Contrairement à ce que l'on
peut croire, l'acteur américain Andy Garcia n'est pas d'origine italienne mais
d'origine cubaine: sa famille a quitté Cuba après le débarquement de la baie
des Cochons en 1961 pour s'installer à Miami. Avec Adieu Cuba, son unique réalisation, le comédien revient donc sur
ses origines et on sent l'investissement de Garcia, acteur, réalisateur,
producteur et compositeur de la musique (!) du film.
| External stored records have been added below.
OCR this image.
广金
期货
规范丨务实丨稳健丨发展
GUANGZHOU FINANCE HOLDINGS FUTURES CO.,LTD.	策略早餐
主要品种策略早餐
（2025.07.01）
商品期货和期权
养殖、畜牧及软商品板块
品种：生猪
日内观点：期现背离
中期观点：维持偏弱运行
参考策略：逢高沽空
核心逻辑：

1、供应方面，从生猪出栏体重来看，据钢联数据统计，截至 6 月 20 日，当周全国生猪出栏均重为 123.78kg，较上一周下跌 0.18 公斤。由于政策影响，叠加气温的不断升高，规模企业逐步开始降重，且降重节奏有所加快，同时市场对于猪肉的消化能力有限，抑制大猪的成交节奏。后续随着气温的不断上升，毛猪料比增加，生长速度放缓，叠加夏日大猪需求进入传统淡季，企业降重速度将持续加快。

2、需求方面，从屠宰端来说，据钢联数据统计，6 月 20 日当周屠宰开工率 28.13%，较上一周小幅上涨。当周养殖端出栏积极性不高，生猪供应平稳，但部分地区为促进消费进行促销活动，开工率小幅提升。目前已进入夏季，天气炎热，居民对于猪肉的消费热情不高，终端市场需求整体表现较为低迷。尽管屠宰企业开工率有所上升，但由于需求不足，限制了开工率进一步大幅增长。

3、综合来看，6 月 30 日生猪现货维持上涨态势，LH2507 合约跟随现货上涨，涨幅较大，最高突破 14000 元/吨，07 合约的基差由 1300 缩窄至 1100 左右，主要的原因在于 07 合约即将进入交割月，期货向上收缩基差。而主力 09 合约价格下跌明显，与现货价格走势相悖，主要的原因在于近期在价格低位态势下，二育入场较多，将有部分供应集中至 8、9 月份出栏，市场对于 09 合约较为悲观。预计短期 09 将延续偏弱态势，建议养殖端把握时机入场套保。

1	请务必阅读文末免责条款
Le film apparaît avant tout
comme un sous-Casablanca. Andy Garcia
joue "Fico", propriétaire "Tropico", le plus élégant night
club de la Havane de 1958, à la veille de la révolution castriste. Habillé
comme Rick dans le film de Michael Curtiz (costume de soirée blanc avec
nœud-papillon noir), le personnage Andy Garcia refuse un temps de s'engager
dans un climat politique délétère mais, sachant que «tôt ou tard, il faut choisir
son camp», il finira par se ranger du "bon côté". Comme Rick, Andy
Garcia est amoureux d'une femme inatteignable, car mariée à une cause politique
(ici, elle est veuve d'un héros de la révolution castriste), et finira se
sacrifier son amour en raison de ses convictions. Dans Adieu Cuba, nul personnage de Sam, Fico joue lui même du piano...
Dans la peinture de la
révolution castriste, Andy Garcia tire évidemment à boulets rouges sur le
régime dictatorial de Batista. Mais la révolution est également et fortement
critiquée: la révolution prive de libertés (pas de saxophone dans l'orchestre:
c'est un instrument impérialiste!), elle instrumentalise la population,
reproduit la violence contre la contestation et retourne les enfants contre
leurs parents (un frère castriste d'Andy Garcia vient réquisitionner la ferme
de son oncle !). Si Fidel Castro n'apparaît que dans des images d'archive, Che
Guevara est lui représenté mais n'est qu'une caricature de lui-même, citant
Marx et mâchouillant un cigare.
Destin amoureux, fresque
historique et politique, Adieu Cuba se
double enfin d'une saga familiale qui vient affirmer le caractère épique du
tableau. La famille de Fico est divisée, comme l'est le Cuba de l'époque.
Ainsi, le film, assez médiocre, aura le mérite de souligner qu'existaient des
oppositions au régime de Batista, autres que la révolution de Castro. Si les
frères de Fico sont des révolutionnaires situés à des bords différents, le
père, interprété par Tomas Milian[1],
est une figure fédératrice mais à bout de souffle. Décidant de fuir le régime
castriste, Fico s'exilera aux Etats-Unis, et c'est cette dernière partie du
film, où l'ancien patron de boite de nuit devient plongeur dans un restaurant,
qui ranime l'intérêt du spectateur.
Dans le scénario (le dernier
écrit par le cubain d'origine Gabriel Infante, auteur de Trois Tristes Tigres et du scénario de Point Limite Zéro), s'ajoutent enfin des personnages secondaires interprétés
par des acteurs cabotins: Bill Murray joue un comédien alcoolique et en culotte
courte, Dustin Hoffman s'amuse dans deux scènes à interpréter le gangster
biélorusse Meyer Lansky. Ceux-ci contribuent à confirmer la vanité de
l'ensemble du film. On sent qu'il y a un gros budget derrière ce film et Andy
Garcia signe un film boursouflé avec des effets de mise en scène pas toujours probants.
Ersatz de Casablanca, vision caricaturale
de la révolution de Castro, fresque épique lourdingue et bêtement patriotique, Adieu Cuba est peut-être un spectacle
qui se laisse voir mais il n'est guère convaincant.
13.04.13.
[1]
Autre cubain exilé, Tomas Milian a quitté l'île de Cuba avec sa famille à l'âge
de 14 ans, trois ans avant la révolution. Milian joue également dans Havana (1991) de Sidney Pollack, qui,
comme le film d'Andy Garcia, a été tourné en République dominicaine.